Это было уже после того, как погибли одноклассницы Тины – Мила и Тамара.
Как же он перепугался тогда! Как ему хотелось сказать ей: дочка, сиди дома и никому не открывай дверь. Терпи Ларису, она не злая, терпи потому, что она – твоя семья, так же, как и я. Он много раз слышал, что слово, брошенное в воздух, может стать материальным. А они бросались такими словами. Такими!..
Так, может, он зря тогда промолчал. Зря сделал вид, что ничего не слышал? Зря не распахнул дверь, за которой стоял и все слушал (потом сделал вид, что только что пришел, минут через пятнадцать)? Зря не остановил их?
Лариса. Она все-таки перешагнула эту грань. Как она могла? Неужели Тина ей так мешала?
…Юрий некоторое время бродил по опустевшей квартире, то и дело натыкаясь взглядом на разбросанные его самыми близкими людьми вещи – юбка, чулки, белый спортивный носок, корзинка с бигуди, тюбик с кремом, раскрытая косметичка, полная до краев красивыми цилиндриками с губной помадой, – и вспоминал свой последний разговор с дочерью.
– Па, привет…
Он сразу понял, что она пьяна. Часы показывали половину девятого. Он был на работе, крутил очередной болт. Голос у Тины был слабый, вялый, и слова она тянула, как жевательную резинку.
– Па, ты слышишь меня?
– Да.
– А ты немногослове-е-ен. Па, короче. Я в парке. У меня важная встреча. Слышишь?

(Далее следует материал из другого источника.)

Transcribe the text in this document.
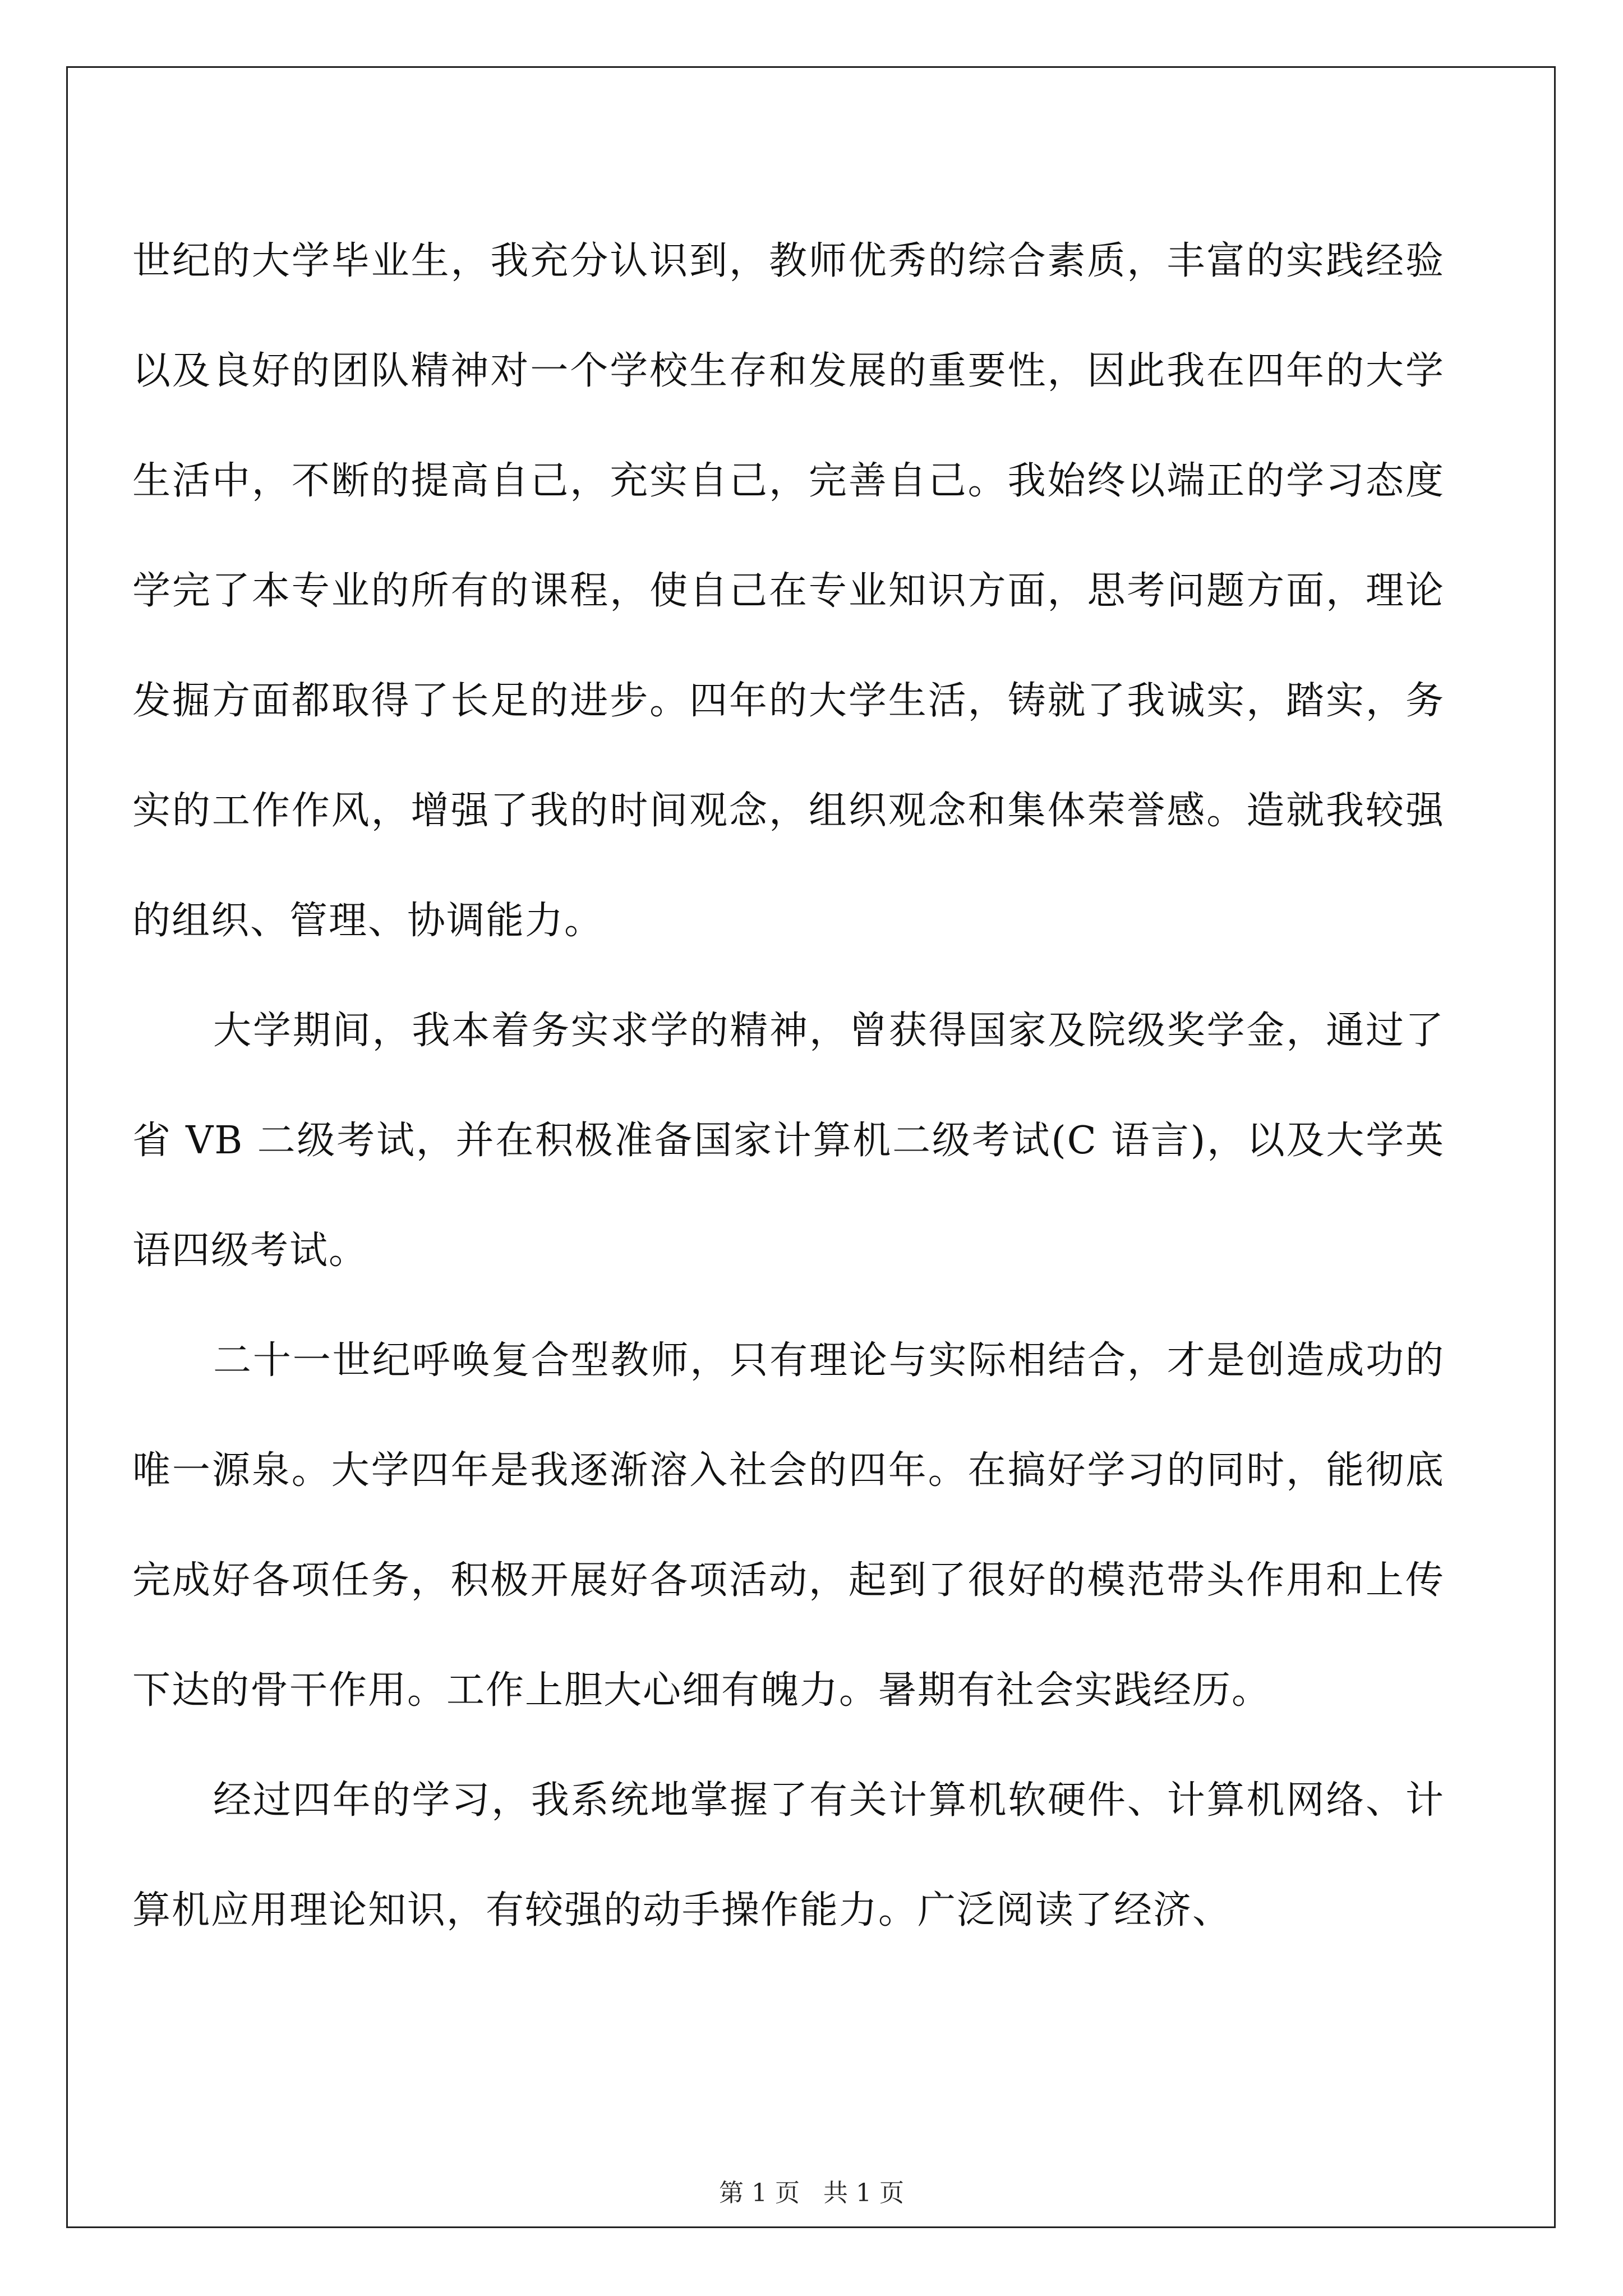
世纪的大学毕业生，我充分认识到，教师优秀的综合素质，丰富的实践经验以及良好的团队精神对一个学校生存和发展的重要性，因此我在四年的大学生活中，不断的提高自己，充实自己，完善自己。我始终以端正的学习态度学完了本专业的所有的课程，使自己在专业知识方面，思考问题方面，理论发掘方面都取得了长足的进步。四年的大学生活，铸就了我诚实，踏实，务实的工作作风，增强了我的时间观念，组织观念和集体荣誉感。造就我较强的组织、管理、协调能力。

大学期间，我本着务实求学的精神，曾获得国家及院级奖学金，通过了省 VB 二级考试，并在积极准备国家计算机二级考试(C 语言)，以及大学英语四级考试。

二十一世纪呼唤复合型教师，只有理论与实际相结合，才是创造成功的唯一源泉。大学四年是我逐渐溶入社会的四年。在搞好学习的同时，能彻底完成好各项任务，积极开展好各项活动，起到了很好的模范带头作用和上传下达的骨干作用。工作上胆大心细有魄力。暑期有社会实践经历。

经过四年的学习，我系统地掌握了有关计算机软硬件、计算机网络、计算机应用理论知识，有较强的动手操作能力。广泛阅读了经济、

第 1 页   共 1 页
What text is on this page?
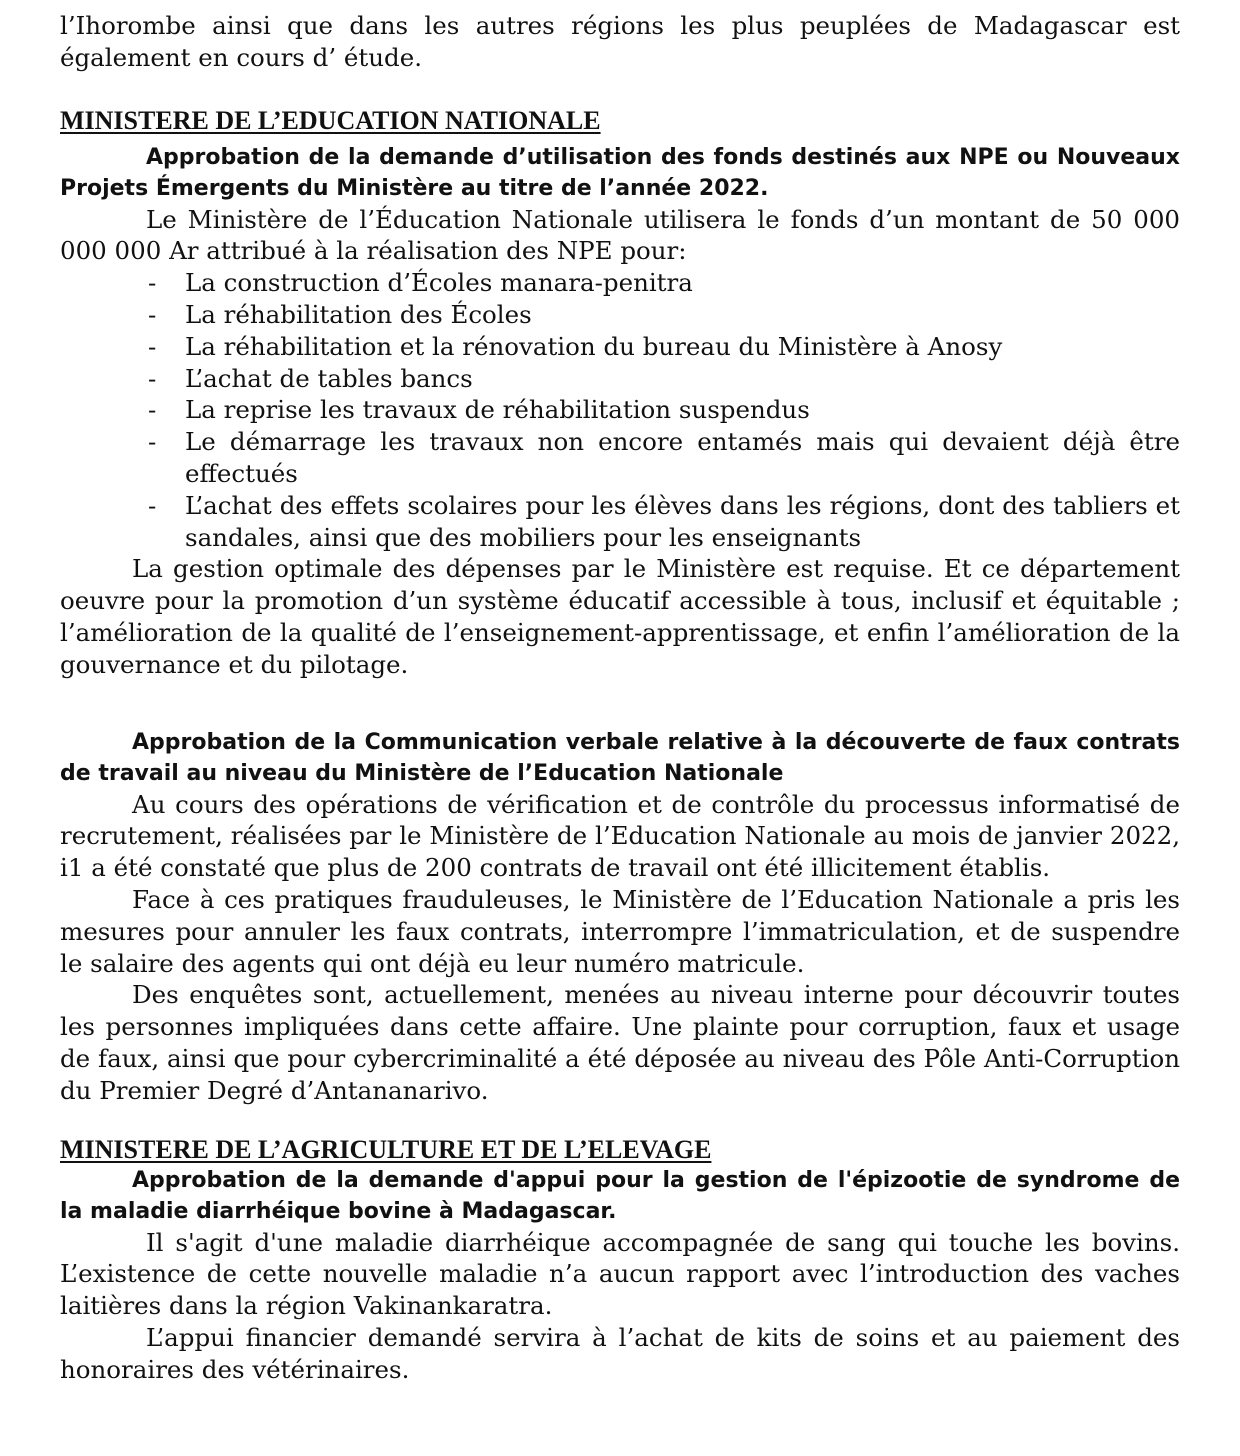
l’Ihorombe ainsi que dans les autres régions les plus peuplées de Madagascar est également en cours d’ étude.

MINISTERE DE L’EDUCATION NATIONALE

Approbation de la demande d’utilisation des fonds destinés aux NPE ou Nouveaux Projets Émergents du Ministère au titre de l’année 2022.

Le Ministère de l’Éducation Nationale utilisera le fonds d’un montant de 50 000 000 000 Ar attribué à la réalisation des NPE pour:

- La construction d’Écoles manara-penitra
- La réhabilitation des Écoles
- La réhabilitation et la rénovation du bureau du Ministère à Anosy
- L’achat de tables bancs
- La reprise les travaux de réhabilitation suspendus
- Le démarrage les travaux non encore entamés mais qui devaient déjà être effectués
- L’achat des effets scolaires pour les élèves dans les régions, dont des tabliers et sandales, ainsi que des mobiliers pour les enseignants

La gestion optimale des dépenses par le Ministère est requise. Et ce département oeuvre pour la promotion d’un système éducatif accessible à tous, inclusif et équitable ; l’amélioration de la qualité de l’enseignement-apprentissage, et enfin l’amélioration de la gouvernance et du pilotage.

Approbation de la Communication verbale relative à la découverte de faux contrats de travail au niveau du Ministère de l’Education Nationale

Au cours des opérations de vérification et de contrôle du processus informatisé de recrutement, réalisées par le Ministère de l’Education Nationale au mois de janvier 2022, i1 a été constaté que plus de 200 contrats de travail ont été illicitement établis.

Face à ces pratiques frauduleuses, le Ministère de l’Education Nationale a pris les mesures pour annuler les faux contrats, interrompre l’immatriculation, et de suspendre le salaire des agents qui ont déjà eu leur numéro matricule.

Des enquêtes sont, actuellement, menées au niveau interne pour découvrir toutes les personnes impliquées dans cette affaire. Une plainte pour corruption, faux et usage de faux, ainsi que pour cybercriminalité a été déposée au niveau des Pôle Anti-Corruption du Premier Degré d’Antananarivo.

MINISTERE DE L’AGRICULTURE ET DE L’ELEVAGE

Approbation de la demande d'appui pour la gestion de l'épizootie de syndrome de la maladie diarrhéique bovine à Madagascar.

Il s'agit d'une maladie diarrhéique accompagnée de sang qui touche les bovins. L’existence de cette nouvelle maladie n’a aucun rapport avec l’introduction des vaches laitières dans la région Vakinankaratra.

L’appui financier demandé servira à l’achat de kits de soins et au paiement des honoraires des vétérinaires.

– Тина, что-нибудь случилось?
– Пока еще нет. Но случится. Обязательно. И в нашей жизни все изменится.
– Лара?
– Не. Па, не перебивай меня. Мы не так жили, понимаешь? Мы упустили что-то важное. А ты… Ты вообще не живешь. И зря, между прочим. Мы будем жить хорошо, понимаешь? И мы с тобой поедем на море. А если получится, купим там дом. Па-а… Если бы ты только знал, как я люблю тебя. За все. За то, что ты всегда молчишь, хотя все знаешь и понимаешь…
Она внезапно разговорилась, и ему казалось, что она говорит уже давно и много, и что у нее горло содрано, и голос стал выше, сильнее, как это бывает перед тем, как исчезнуть.
– Тина, ты пьяна.
– А иначе просто нельзя! – воскликнула она так, как если бы с утра приняла какое-то важное для здоровья лекарство. – Я не такая сильная, как кажется. И я немного боюсь. Поэтому-то и звоню тебе, понимаешь?
– Тина!
Но в трубке уже пульсировали короткие гудки.
Он сразу же поехал в парк. Он знал, где она могла назначить кому-то встречу. Неподалеку от моста, соединяющего розовую аллею с лебединым островом.
Парк с его высокими древними дубами, развесистыми старыми ивами и густыми липами был пронизан прозрачно-дымными солнечными лучами. Вода над тихими прудами, мимо которых он торопливо шел, ощущая себя единственным живым существом в этот утренний тихий час, маслено блестела, отражая высокое бледное небо.